Weiterbildung im NLZ: Depression im Leistungssport
Freitag, 04. November 2016, 13:00 Uhr
Im Nachwuchsleistungszentrum des FC St. Pauli waren der ehemalige Profifußballer Martin Amedick sowie der Sportjournalist und Buchautor Ronald Reng im Namen der Robert-Enke-Stiftung zu Gast. Mit einem wichtigen und ernsten Thema im Gepäck: dem Umgang mit psychischen Erkrankungen im Fußball.
Rund 30 NLZ-Mitarbeiter, Chef-, Co-, Athletik-, Mental- und Torwarttrainer hatten sich im Auditorium an der Kollaustraße zusammengefunden. Hinzu kam der komplette Spielerkader der U23-Mannschaft. Allesamt hörten sie nicht nur interessiert zu, als Ronald Reng, Autor der Biografie von Robert Enke, im Dialog mit Ex-Profi-Martin Amedick über das Thema sprach, sie beteiligten sich auch rege an der anschließenden Fragerunde. Zu einem Thema, das immer noch nicht alltäglich erscheint, aber alltäglich sein kann – und zwar für jeden.

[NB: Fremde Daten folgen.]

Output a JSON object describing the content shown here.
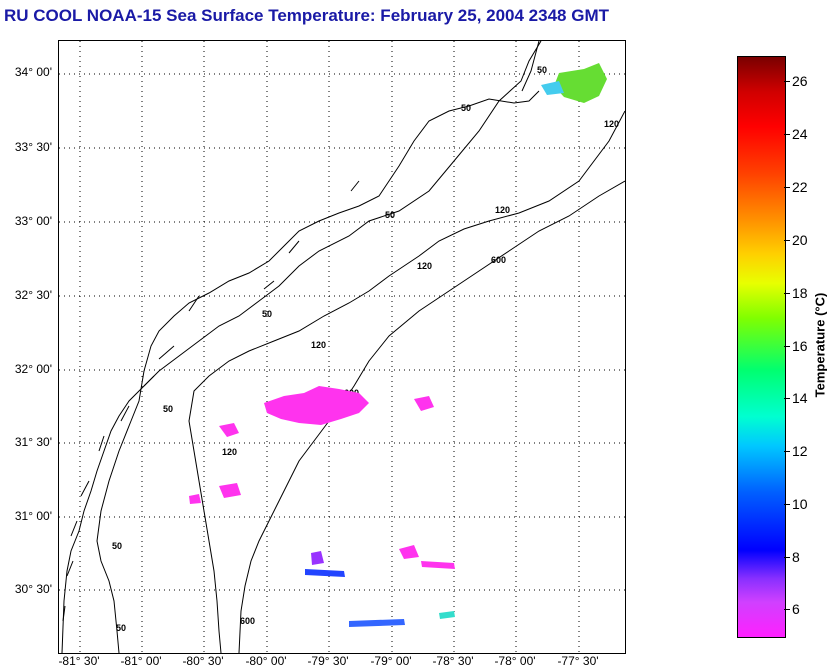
{
  "title": "RU COOL  NOAA-15  Sea Surface Temperature:  February 25, 2004 2348 GMT",
  "map": {
    "lat_labels": [
      "34° 00'",
      "33° 30'",
      "33° 00'",
      "32° 30'",
      "32° 00'",
      "31° 30'",
      "31° 00'",
      "30° 30'"
    ],
    "lon_labels": [
      "-81° 30'",
      "-81° 00'",
      "-80° 30'",
      "-80° 00'",
      "-79° 30'",
      "-79° 00'",
      "-78° 30'",
      "-78° 00'",
      "-77° 30'"
    ],
    "contour_labels": [
      "50",
      "50",
      "50",
      "50",
      "50",
      "50",
      "50",
      "120",
      "120",
      "120",
      "120",
      "120",
      "600",
      "600",
      "600"
    ],
    "grid": "dotted",
    "contours": [
      "coastline",
      "50 m isobath",
      "120 m isobath",
      "600 m isobath"
    ]
  },
  "colorbar": {
    "title": "Temperature (°C)",
    "ticks": [
      "26",
      "24",
      "22",
      "20",
      "18",
      "16",
      "14",
      "12",
      "10",
      "8",
      "6"
    ],
    "range": [
      5,
      27
    ],
    "colors": {
      "min": "#ff20ff",
      "max": "#7a0000"
    }
  }
}
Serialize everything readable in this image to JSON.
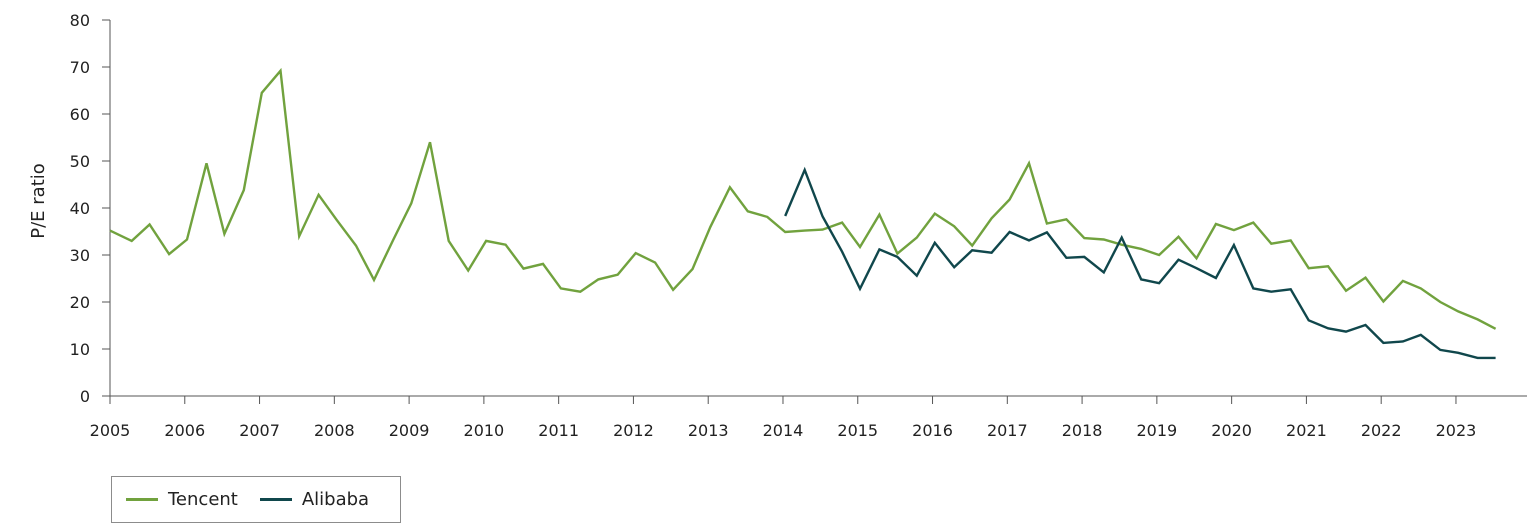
{
  "chart_data": {
    "type": "line",
    "title": "",
    "xlabel": "",
    "ylabel": "P/E ratio",
    "xlim": [
      2005,
      2023.95
    ],
    "ylim": [
      0,
      80
    ],
    "yticks": [
      0,
      10,
      20,
      30,
      40,
      50,
      60,
      70,
      80
    ],
    "xticks": [
      "2005",
      "2006",
      "2007",
      "2008",
      "2009",
      "2010",
      "2011",
      "2012",
      "2013",
      "2014",
      "2015",
      "2016",
      "2017",
      "2018",
      "2019",
      "2020",
      "2021",
      "2022",
      "2023"
    ],
    "grid": false,
    "legend_position": "bottom-left",
    "series": [
      {
        "name": "Tencent",
        "color": "#71a23e",
        "points": [
          [
            2005.0,
            35.2
          ],
          [
            2005.29,
            33.0
          ],
          [
            2005.53,
            36.5
          ],
          [
            2005.79,
            30.2
          ],
          [
            2006.03,
            33.3
          ],
          [
            2006.29,
            49.5
          ],
          [
            2006.53,
            34.5
          ],
          [
            2006.79,
            43.8
          ],
          [
            2007.03,
            64.5
          ],
          [
            2007.28,
            69.2
          ],
          [
            2007.53,
            34.0
          ],
          [
            2007.79,
            42.8
          ],
          [
            2008.03,
            37.5
          ],
          [
            2008.29,
            32.0
          ],
          [
            2008.53,
            24.7
          ],
          [
            2008.79,
            33.3
          ],
          [
            2009.03,
            41.0
          ],
          [
            2009.28,
            54.0
          ],
          [
            2009.53,
            33.0
          ],
          [
            2009.79,
            26.7
          ],
          [
            2010.03,
            33.0
          ],
          [
            2010.29,
            32.2
          ],
          [
            2010.53,
            27.1
          ],
          [
            2010.79,
            28.1
          ],
          [
            2011.03,
            22.9
          ],
          [
            2011.29,
            22.2
          ],
          [
            2011.53,
            24.8
          ],
          [
            2011.79,
            25.8
          ],
          [
            2012.03,
            30.4
          ],
          [
            2012.29,
            28.4
          ],
          [
            2012.53,
            22.6
          ],
          [
            2012.79,
            27.0
          ],
          [
            2013.03,
            36.0
          ],
          [
            2013.29,
            44.4
          ],
          [
            2013.53,
            39.3
          ],
          [
            2013.79,
            38.1
          ],
          [
            2014.03,
            34.9
          ],
          [
            2014.29,
            35.2
          ],
          [
            2014.53,
            35.4
          ],
          [
            2014.79,
            36.9
          ],
          [
            2015.03,
            31.7
          ],
          [
            2015.29,
            38.6
          ],
          [
            2015.53,
            30.3
          ],
          [
            2015.79,
            33.7
          ],
          [
            2016.03,
            38.8
          ],
          [
            2016.29,
            36.1
          ],
          [
            2016.53,
            32.0
          ],
          [
            2016.79,
            37.8
          ],
          [
            2017.03,
            41.8
          ],
          [
            2017.29,
            49.5
          ],
          [
            2017.53,
            36.7
          ],
          [
            2017.79,
            37.6
          ],
          [
            2018.03,
            33.6
          ],
          [
            2018.29,
            33.3
          ],
          [
            2018.53,
            32.2
          ],
          [
            2018.79,
            31.3
          ],
          [
            2019.03,
            30.0
          ],
          [
            2019.29,
            33.9
          ],
          [
            2019.53,
            29.3
          ],
          [
            2019.79,
            36.6
          ],
          [
            2020.03,
            35.3
          ],
          [
            2020.29,
            36.9
          ],
          [
            2020.53,
            32.4
          ],
          [
            2020.79,
            33.1
          ],
          [
            2021.03,
            27.2
          ],
          [
            2021.29,
            27.6
          ],
          [
            2021.53,
            22.4
          ],
          [
            2021.79,
            25.2
          ],
          [
            2022.03,
            20.1
          ],
          [
            2022.29,
            24.5
          ],
          [
            2022.53,
            22.9
          ],
          [
            2022.79,
            20.0
          ],
          [
            2023.03,
            18.0
          ],
          [
            2023.29,
            16.3
          ],
          [
            2023.53,
            14.3
          ]
        ]
      },
      {
        "name": "Alibaba",
        "color": "#10474c",
        "points": [
          [
            2014.03,
            38.3
          ],
          [
            2014.29,
            48.1
          ],
          [
            2014.53,
            38.2
          ],
          [
            2014.79,
            30.7
          ],
          [
            2015.03,
            22.8
          ],
          [
            2015.29,
            31.2
          ],
          [
            2015.53,
            29.6
          ],
          [
            2015.79,
            25.6
          ],
          [
            2016.03,
            32.6
          ],
          [
            2016.29,
            27.4
          ],
          [
            2016.53,
            31.0
          ],
          [
            2016.79,
            30.5
          ],
          [
            2017.03,
            34.9
          ],
          [
            2017.29,
            33.1
          ],
          [
            2017.53,
            34.8
          ],
          [
            2017.79,
            29.4
          ],
          [
            2018.03,
            29.6
          ],
          [
            2018.29,
            26.3
          ],
          [
            2018.53,
            33.7
          ],
          [
            2018.79,
            24.8
          ],
          [
            2019.03,
            24.0
          ],
          [
            2019.29,
            29.0
          ],
          [
            2019.53,
            27.2
          ],
          [
            2019.79,
            25.1
          ],
          [
            2020.03,
            32.1
          ],
          [
            2020.29,
            22.9
          ],
          [
            2020.53,
            22.2
          ],
          [
            2020.79,
            22.7
          ],
          [
            2021.03,
            16.1
          ],
          [
            2021.29,
            14.4
          ],
          [
            2021.53,
            13.7
          ],
          [
            2021.79,
            15.1
          ],
          [
            2022.03,
            11.3
          ],
          [
            2022.29,
            11.6
          ],
          [
            2022.53,
            13.0
          ],
          [
            2022.79,
            9.8
          ],
          [
            2023.03,
            9.2
          ],
          [
            2023.29,
            8.1
          ],
          [
            2023.53,
            8.1
          ]
        ]
      }
    ]
  }
}
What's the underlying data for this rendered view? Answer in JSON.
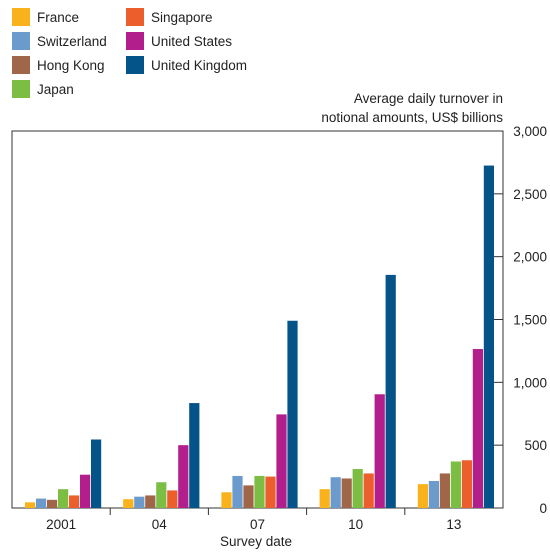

„Wie in jedem anderen Beruf kommen psychische Krankheiten wie Depression auch im Fußball vor. Es ist ein wichtiges und ernstes Thema im Leistungssport“, stellte Ronald Reng zu Beginn der Podiumsdiskussion klar. Diese ermöglichte Einblicke in die immer noch tabuisierte Krankheit, ihre Symptome und Auswirkungen und informierte über Leistungssportler, die im Laufe ihrer Karriere an Depression erkrankten.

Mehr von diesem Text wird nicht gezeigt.